Agents, like customers, are concerned with the bottom line, and in order to woo more and more agents into the brokerage fold, the pot kept getting sweeter. But with the shifting market came fewer transactions and lower prices (and therefore, commissions), to the point where there was no longer enough brokerage income to support the bloated infrastructure.

Something had to give, and that something could either be more income or reduced costs.

Bigger brokerages were already too far down the road of providing "stuff." The reality is that this stuff is no longer necessary in today’s home office and mobile computing environment. Today’s agents don’t need the benches or the water fountains.

Yet too many agents still subscribe to the notion that these are needs, not wants, so the traditional brokerage clings to them as recruiting tools.

The income side of the equation presents its own challenges. Reduce the splits offered to agents and you risk losing those agents to your more generous competitors.

So, the more popular solution has been to add fee upon cost-recovery fee where any one is innocuous enough, but collectively they become burdensome to the agent.

What does this all have to do with the customer?

Revisiting the chain store vs. local independent storefront example, the difference is that in our business of real estate, scale does not translate to customer savings.

So whether it is a small or innovative (or both) brokerage racing to the top, or a McBrokerage mired in convention racing to the bottom, the customer generally pays the same for the product regardless of the storefront marquee.

And it is the customer who is left to find the one remaining distinction that matters: value of the services rendered.

Of course, there are (and have always been) brokerages that try to compete on price. The funny thing is that we repeatedly see them morphing into that which they purport to shun, with the lines of distinction over time becoming increasingly blurred. ZipRealty and Redfin come to mind.

This is not an indictment of the big-box brokerage. Rather, it is an indictment of those of any size that cling to legacy practices that no longer make sense. They don’t make sense for the agents, and they don’t make sense for the customers — the customers without whom we would have nothing to discuss here.

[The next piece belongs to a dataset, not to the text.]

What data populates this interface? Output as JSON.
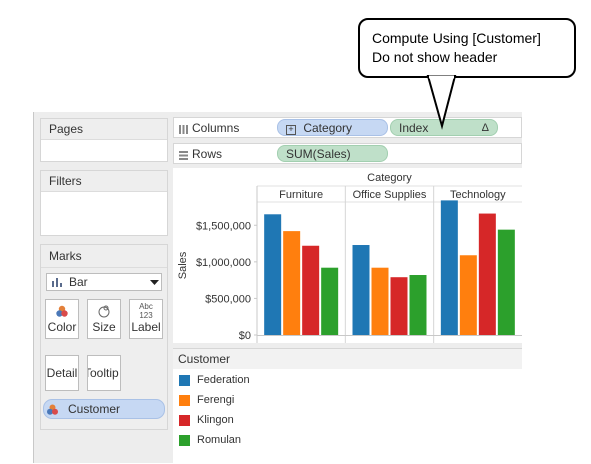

Mostly, this is an agent call to arms, or maybe just a wake-up call. Ask not what your broker can do for you, at least not in the traditional sense.

There are things you need:

  • You need a supportive, mentoring environment in which the focus is on providing product and service excellence.
  • You need an organization first and foremost committed to consistently delighting the community it serves, not to insulating itself by focusing on more bodies or more revenue streams.

 

You are not the customer, and if your broker says as much — when numbers alone become the goal — your broker is in a race to the bottom. You become expendable. Sadly, so does the customer.

As an agent, you are a business. Think like a CEO. Honestly assess, and reassess, what it is you need to run. Honestly consider, and reconsider, what things you are paying for and what you are getting in return.

If these things increase your effectiveness, your brand, and ultimately your bottom line, consider them a fair return on investment.

Ultimately, it’s not about size; it’s about culture. Don’t forget to take a hard, honest look at the culture of your organization. If your organization is in a race to the bottom, you will be running right along with it. You deserve better, and so does your customer.